Pre-Preschool: Most people know of preschool, but they may not have heard of pre-preschool. Since we don't have our little one in day care, and we'll start her in preschool soon, I have a 30-minute break every Wednesday, during which she does preschool-like activities with the Gymboree teachers. Gymboree is like tiny gym class with less body odor and more dancing and bubbles.

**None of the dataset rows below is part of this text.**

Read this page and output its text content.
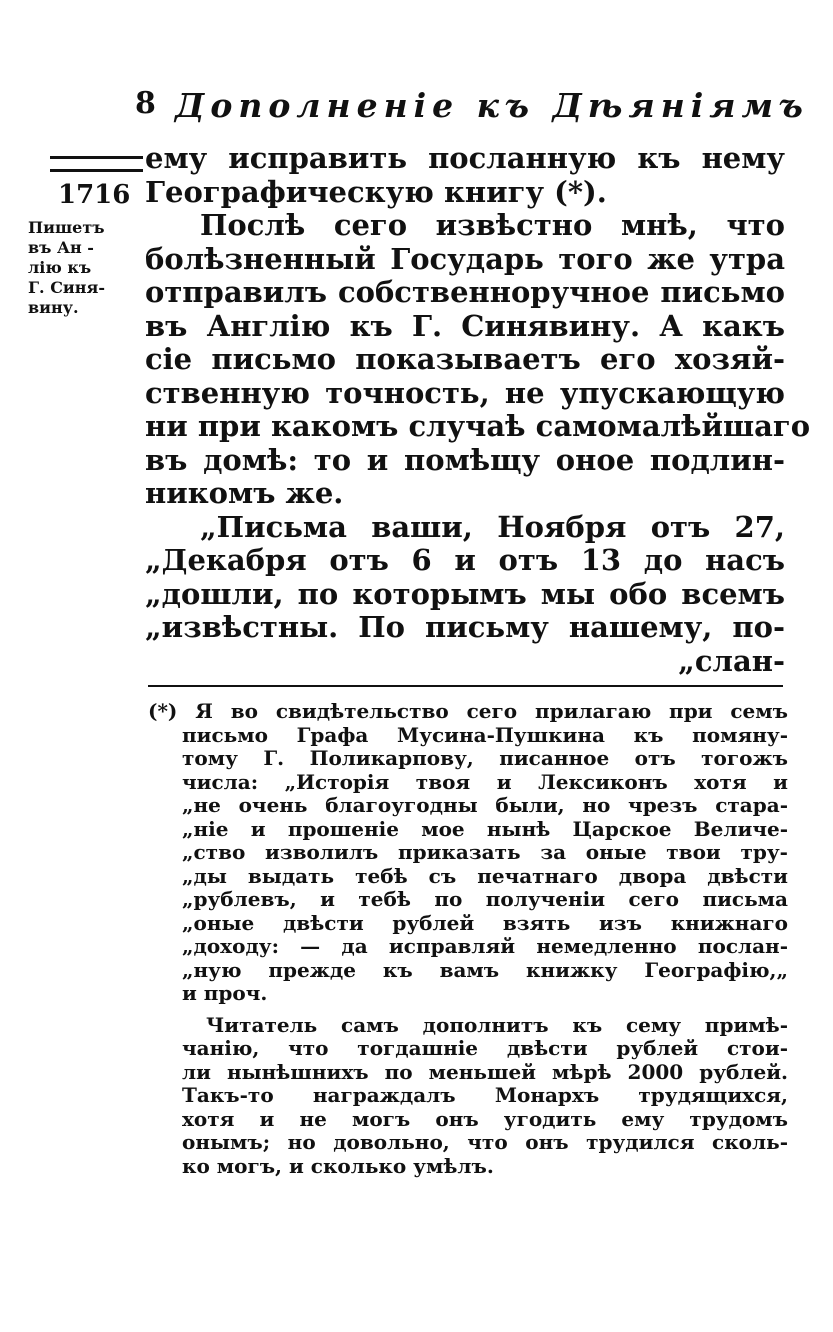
8 Дополненiе къ Дѣянiямъ
1716
Пишетъ
въ Ан -
лiю къ
Г. Синя-
вину.
ему исправить посланную къ нему
Географическую книгу (*).
Послѣ сего извѣстно мнѣ, что
болѣзненный Государь того же утра
отправилъ собственноручное письмо
въ Англiю къ Г. Синявину. А какъ
сiе письмо показываетъ его хозяй-
ственную точность, не упускающую
ни при какомъ случаѣ самомалѣйшаго
въ домѣ: то и помѣщу оное подлин-
никомъ же.
„Письма ваши, Ноября отъ 27,
„Декабря отъ 6 и отъ 13 до насъ
„дошли, по которымъ мы обо всемъ
„извѣстны. По письму нашему, по-
„слан-
(*) Я во свидѣтельство сего прилагаю при семъ
письмо Графа Мусина-Пушкина къ помяну-
тому Г. Поликарпову, писанное отъ тогожъ
числа: „Исторiя твоя и Лексиконъ хотя и
„не очень благоугодны были, но чрезъ стара-
„нiе и прошенiе мое нынѣ Царское Величе-
„ство изволилъ приказать за оные твои тру-
„ды выдать тебѣ съ печатнаго двора двѣсти
„рублевъ, и тебѣ по полученiи сего письма
„оные двѣсти рублей взять изъ книжнаго
„доходу: — да исправляй немедленно послан-
„ную прежде къ вамъ книжку Географiю,„
и проч.
Читатель самъ дополнитъ къ сему примѣ-
чанiю, что тогдашнiе двѣсти рублей стои-
ли нынѣшнихъ по меньшей мѣрѣ 2000 рублей.
Такъ-то награждалъ Монархъ трудящихся,
хотя и не могъ онъ угодить ему трудомъ
онымъ; но довольно, что онъ трудился сколь-
ко могъ, и сколько умѣлъ.
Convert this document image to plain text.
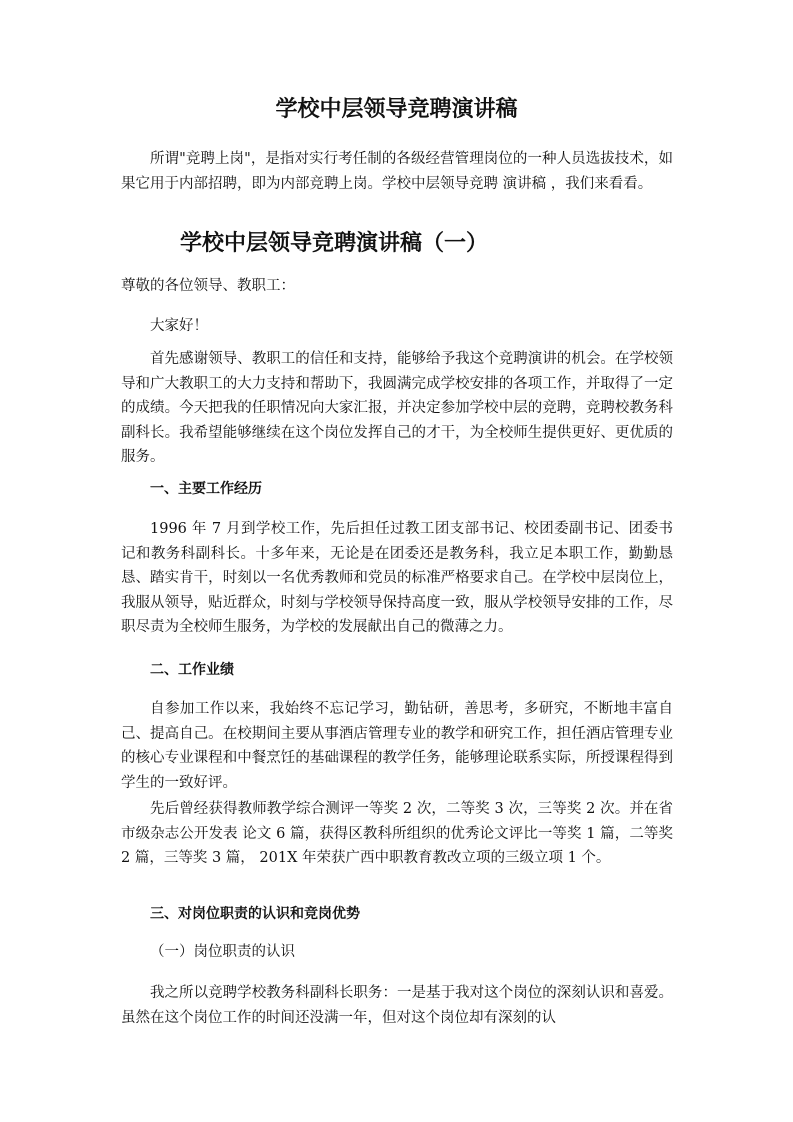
学校中层领导竞聘演讲稿

所谓"竞聘上岗"，是指对实行考任制的各级经营管理岗位的一种人员选拔技术，如果它用于内部招聘，即为内部竞聘上岗。学校中层领导竞聘 演讲稿 ，我们来看看。

学校中层领导竞聘演讲稿（一）

尊敬的各位领导、教职工：

大家好！

首先感谢领导、教职工的信任和支持，能够给予我这个竞聘演讲的机会。在学校领导和广大教职工的大力支持和帮助下，我圆满完成学校安排的各项工作，并取得了一定的成绩。今天把我的任职情况向大家汇报，并决定参加学校中层的竞聘，竞聘校教务科副科长。我希望能够继续在这个岗位发挥自己的才干，为全校师生提供更好、更优质的服务。

一、主要工作经历

1996 年 7 月到学校工作，先后担任过教工团支部书记、校团委副书记、团委书记和教务科副科长。十多年来，无论是在团委还是教务科，我立足本职工作，勤勤恳恳、踏实肯干，时刻以一名优秀教师和党员的标准严格要求自己。在学校中层岗位上，我服从领导，贴近群众，时刻与学校领导保持高度一致，服从学校领导安排的工作，尽职尽责为全校师生服务，为学校的发展献出自己的微薄之力。

二、工作业绩

自参加工作以来，我始终不忘记学习，勤钻研，善思考，多研究，不断地丰富自己、提高自己。在校期间主要从事酒店管理专业的教学和研究工作，担任酒店管理专业的核心专业课程和中餐烹饪的基础课程的教学任务，能够理论联系实际，所授课程得到学生的一致好评。

先后曾经获得教师教学综合测评一等奖 2 次，二等奖 3 次，三等奖 2 次。并在省市级杂志公开发表 论文 6 篇，获得区教科所组织的优秀论文评比一等奖 1 篇，二等奖 2 篇，三等奖 3 篇， 201X 年荣获广西中职教育教改立项的三级立项 1 个。

三、对岗位职责的认识和竞岗优势

（一）岗位职责的认识

我之所以竞聘学校教务科副科长职务：一是基于我对这个岗位的深刻认识和喜爱。虽然在这个岗位工作的时间还没满一年，但对这个岗位却有深刻的认
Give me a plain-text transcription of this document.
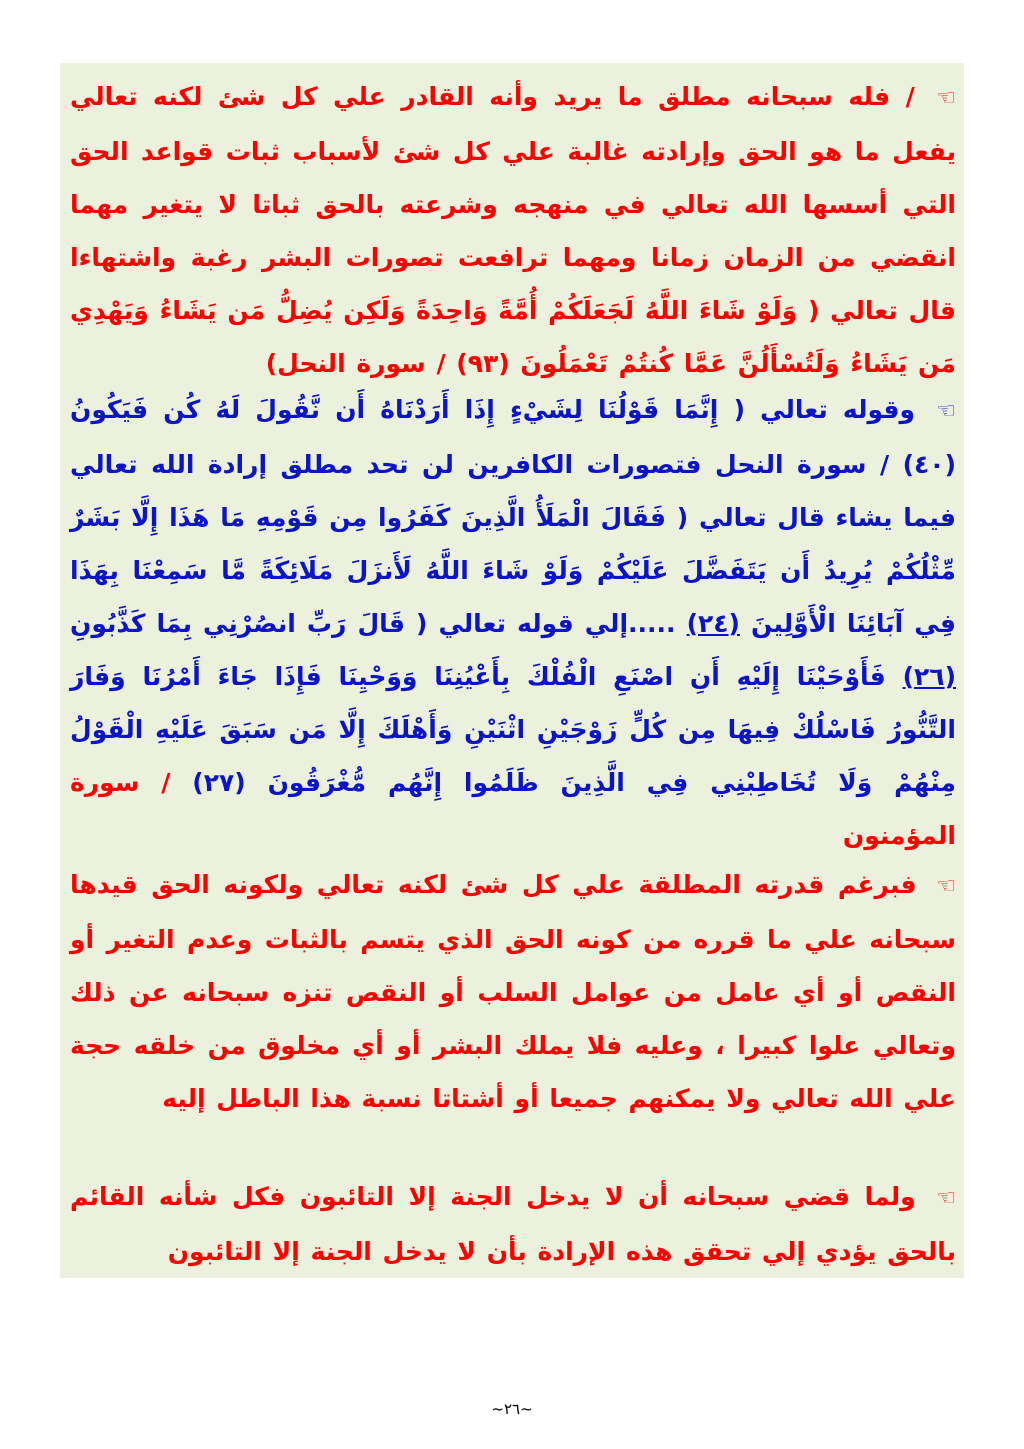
☜ / فله سبحانه مطلق ما يريد وأنه القادر علي كل شئ لكنه تعالي يفعل ما هو الحق وإرادته غالبة علي كل شئ لأسباب ثبات قواعد الحق التي أسسها الله تعالي في منهجه وشرعته بالحق ثباتا لا يتغير مهما انقضي من الزمان زمانا ومهما ترافعت تصورات البشر رغبة واشتهاءا قال تعالي ( وَلَوْ شَاءَ اللَّهُ لَجَعَلَكُمْ أُمَّةً وَاحِدَةً وَلَكِن يُضِلُّ مَن يَشَاءُ وَيَهْدِي مَن يَشَاءُ وَلَتُسْأَلُنَّ عَمَّا كُنتُمْ تَعْمَلُونَ (٩٣) / سورة النحل)

☜ وقوله تعالي ( إِنَّمَا قَوْلُنَا لِشَيْءٍ إِذَا أَرَدْنَاهُ أَن نَّقُولَ لَهُ كُن فَيَكُونُ (٤٠) / سورة النحل فتصورات الكافرين لن تحد مطلق إرادة الله تعالي فيما يشاء قال تعالي ( فَقَالَ الْمَلَأُ الَّذِينَ كَفَرُوا مِن قَوْمِهِ مَا هَذَا إِلَّا بَشَرٌ مِّثْلُكُمْ يُرِيدُ أَن يَتَفَضَّلَ عَلَيْكُمْ وَلَوْ شَاءَ اللَّهُ لَأَنزَلَ مَلَائِكَةً مَّا سَمِعْنَا بِهَذَا فِي آبَائِنَا الْأَوَّلِينَ (٢٤) .....إلي قوله تعالي ( قَالَ رَبِّ انصُرْنِي بِمَا كَذَّبُونِ (٢٦) فَأَوْحَيْنَا إِلَيْهِ أَنِ اصْنَعِ الْفُلْكَ بِأَعْيُنِنَا وَوَحْيِنَا فَإِذَا جَاءَ أَمْرُنَا وَفَارَ التَّنُّورُ فَاسْلُكْ فِيهَا مِن كُلٍّ زَوْجَيْنِ اثْنَيْنِ وَأَهْلَكَ إِلَّا مَن سَبَقَ عَلَيْهِ الْقَوْلُ مِنْهُمْ وَلَا تُخَاطِبْنِي فِي الَّذِينَ ظَلَمُوا إِنَّهُم مُّغْرَقُونَ (٢٧) / سورة المؤمنون

☜ فبرغم قدرته المطلقة علي كل شئ لكنه تعالي ولكونه الحق قيدها سبحانه علي ما قرره من كونه الحق الذي يتسم بالثبات وعدم التغير أو النقص أو أي عامل من عوامل السلب أو النقص تنزه سبحانه عن ذلك وتعالي علوا كبيرا ، وعليه فلا يملك البشر أو أي مخلوق من خلقه حجة علي الله تعالي ولا يمكنهم جميعا أو أشتاتا نسبة هذا الباطل إليه

☜ ولما قضي سبحانه أن لا يدخل الجنة إلا التائبون فكل شأنه القائم بالحق يؤدي إلي تحقق هذه الإرادة بأن لا يدخل الجنة إلا التائبون

~٢٦~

During this pre-preschool class, if a two-year-old is inconsolable after 10 minutes away from their parent or caregiver, then a phone call’s made and the toddler is taken out of the class and given back to their familiar adult. Wednesday was session #2 for our daughter. She cried immediately the first time, but I didn't get a call and there was documented footage of her playing with a puzzle. She managed alright for the first time. This time, as I returned to the building, a toddler was outside the building, in the arms of the teacher, howling. From 30 feet, it looked vaguely like Rebelle Harmony, though the cry was different. Some part of me started to panic. The type of cry that is sheer terror and hyperventilated panic from a toddler. I got closer and it was clear it wasn’t her. All was okay with the world. As I went inside to sit down for the final 10 minutes of separation, my mind drifted to the border nightmare of separated children in inhumane conditions. Children born into brutal situations, whose families push north with hope. And at this particular American moment, our country’s administration silences any hope, blames the victims, and tries to hide the truth.

Our future is uncertain. Our planet is overheated and opportunity is shrinking. Our upcoming election is one of desperation, in which democracy will again be tested. But we have trains. And any day we like, we can take a ride.